Geez, that was one mighty valuable baseball, huh? Give Hample props for holding out for the donation rather than taking all that cool free stuff and running. That’s probably what I would have done.
2015 Draft signing updates
The signing deadline for the 2015 draft is next Friday, and the Yankees recently signed both UC Santa Barbara C/RHP Paddy O’Brien (24th round) and Indiana RHP Christian Morris (33rd). Morris announced his signing on Twitter while O’Brien is currently listed on the Rookie GCL Yanks2 roster. No word on their bonuses but I assume they didn’t receive more than the $100,000 slot for picks after the tenth round. O’Brien was a catcher in college who the Yankees are apparently going to try on the mound because he has a strong arm.

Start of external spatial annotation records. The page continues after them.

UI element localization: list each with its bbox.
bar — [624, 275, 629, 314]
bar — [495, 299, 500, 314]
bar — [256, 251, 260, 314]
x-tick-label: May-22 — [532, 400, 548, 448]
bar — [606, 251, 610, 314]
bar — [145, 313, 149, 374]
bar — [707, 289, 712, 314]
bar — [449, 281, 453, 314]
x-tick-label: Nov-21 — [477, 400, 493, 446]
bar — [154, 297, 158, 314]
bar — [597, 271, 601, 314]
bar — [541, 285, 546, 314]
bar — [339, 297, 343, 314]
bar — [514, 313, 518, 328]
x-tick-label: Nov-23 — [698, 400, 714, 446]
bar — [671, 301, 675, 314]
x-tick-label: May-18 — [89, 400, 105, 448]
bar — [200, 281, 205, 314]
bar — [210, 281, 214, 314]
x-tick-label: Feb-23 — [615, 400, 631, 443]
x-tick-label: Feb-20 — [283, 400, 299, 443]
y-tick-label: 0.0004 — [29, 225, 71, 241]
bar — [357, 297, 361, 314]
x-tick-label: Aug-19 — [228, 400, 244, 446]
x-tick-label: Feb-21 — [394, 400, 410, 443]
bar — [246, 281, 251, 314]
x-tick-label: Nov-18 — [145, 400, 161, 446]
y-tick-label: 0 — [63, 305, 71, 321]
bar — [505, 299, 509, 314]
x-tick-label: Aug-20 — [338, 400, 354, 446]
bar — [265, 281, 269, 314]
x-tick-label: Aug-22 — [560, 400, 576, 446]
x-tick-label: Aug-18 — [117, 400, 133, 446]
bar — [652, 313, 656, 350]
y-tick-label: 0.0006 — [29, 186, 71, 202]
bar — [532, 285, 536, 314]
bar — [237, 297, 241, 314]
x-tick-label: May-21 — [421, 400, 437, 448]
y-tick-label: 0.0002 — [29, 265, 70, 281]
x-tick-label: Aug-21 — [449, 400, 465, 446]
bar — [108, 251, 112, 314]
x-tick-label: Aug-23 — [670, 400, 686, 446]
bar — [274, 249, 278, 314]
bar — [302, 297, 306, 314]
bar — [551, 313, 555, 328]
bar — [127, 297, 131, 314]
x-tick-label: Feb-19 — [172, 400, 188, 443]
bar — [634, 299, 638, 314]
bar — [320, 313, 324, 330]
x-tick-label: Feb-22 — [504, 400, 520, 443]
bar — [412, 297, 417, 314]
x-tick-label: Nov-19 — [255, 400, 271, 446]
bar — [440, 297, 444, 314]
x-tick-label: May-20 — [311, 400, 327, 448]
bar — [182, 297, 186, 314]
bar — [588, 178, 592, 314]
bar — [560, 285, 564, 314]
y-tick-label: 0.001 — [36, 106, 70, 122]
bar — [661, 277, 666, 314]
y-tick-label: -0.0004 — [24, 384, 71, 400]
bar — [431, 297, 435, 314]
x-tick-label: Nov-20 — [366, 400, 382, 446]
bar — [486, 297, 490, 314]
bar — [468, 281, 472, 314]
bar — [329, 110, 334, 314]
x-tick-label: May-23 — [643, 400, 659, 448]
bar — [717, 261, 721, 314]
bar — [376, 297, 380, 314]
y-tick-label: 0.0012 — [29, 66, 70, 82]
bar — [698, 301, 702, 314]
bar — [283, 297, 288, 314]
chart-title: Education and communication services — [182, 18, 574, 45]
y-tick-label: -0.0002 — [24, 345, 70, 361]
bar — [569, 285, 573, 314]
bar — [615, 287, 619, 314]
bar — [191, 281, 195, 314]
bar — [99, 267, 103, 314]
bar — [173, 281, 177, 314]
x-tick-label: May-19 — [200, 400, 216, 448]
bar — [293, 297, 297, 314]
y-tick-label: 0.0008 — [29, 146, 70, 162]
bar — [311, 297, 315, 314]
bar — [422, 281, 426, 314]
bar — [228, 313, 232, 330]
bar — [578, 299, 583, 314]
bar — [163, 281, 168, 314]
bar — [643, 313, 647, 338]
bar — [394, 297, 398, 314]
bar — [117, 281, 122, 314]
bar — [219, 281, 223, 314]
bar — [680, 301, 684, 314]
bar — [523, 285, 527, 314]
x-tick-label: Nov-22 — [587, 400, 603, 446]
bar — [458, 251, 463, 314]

By my count the Yankees have signed 33 of their 41 draft picks, which is an unusually large number. Teams usually sign something like 25-30 picks each year. The Yankees will make it 34 of 41 when they sign UCLA RHP James Kaprielian (1st) next week — Jim Callis backed up Heyman’s recent report and says Kaprielian will get an overslot bonus in the $3M range — which I’m confident will happen. The Yankees have a bit more than $3M to spend before getting hit with penalties and there’s nowhere else to spend it — the late-round overslot candidates probably aren’t going to sign at this point — so that money either goes to Kaprielian or Hal Steinbrenner.
Rangers sign Andy Ibanez
Earlier this week the Rangers signed free agent Cuban infielder Andy Ibanez to a minor league contract worth $1.6M, reports Jeff Wilson and Jesse Sanchez. Ibanez, 21, was cleared to sign way back in February but took his sweet time picking a team. The Yankees had him in Tampa for a private workout in May and were reportedly interested, though they were unable to offer him anything more than $300,000 once the 2014-15 international signing period ended a few weeks ago. Ibanez is a light hitting second baseman who was expected to get upwards of $15M, though it sounds like teams didn’t value him that highly. You have to think he would have topped $1.6M easily if clubs felt he was as good as the public scouting reports.
Cuban OF Guillermo Heredia cleared to sign
According to Ben Badler and Jesse Sanchez, 24-year-old Cuban outfielder Guillermo Heredia has been unblocked by the Office of Foreign Assets Control and declared a free agent by MLB, so he can sign with any team at any time. Heredia is not subject to the international spending restrictions because of his age, so the Yankees and any other team can offer him any amount.
Listed at 5-foot-11 and 180 lbs., Heredia is considered a good defensive center fielder with speed and a strong arm. Badler (subs. req’d) ranked him as the 11th best prospect in Cuba last August and said he has “similarities to a righthanded-hitting version of Red Sox center fielder Jackie Bradley,” which isn’t exactly a ringing endorsement these days. Heredia will work out for scouts soon.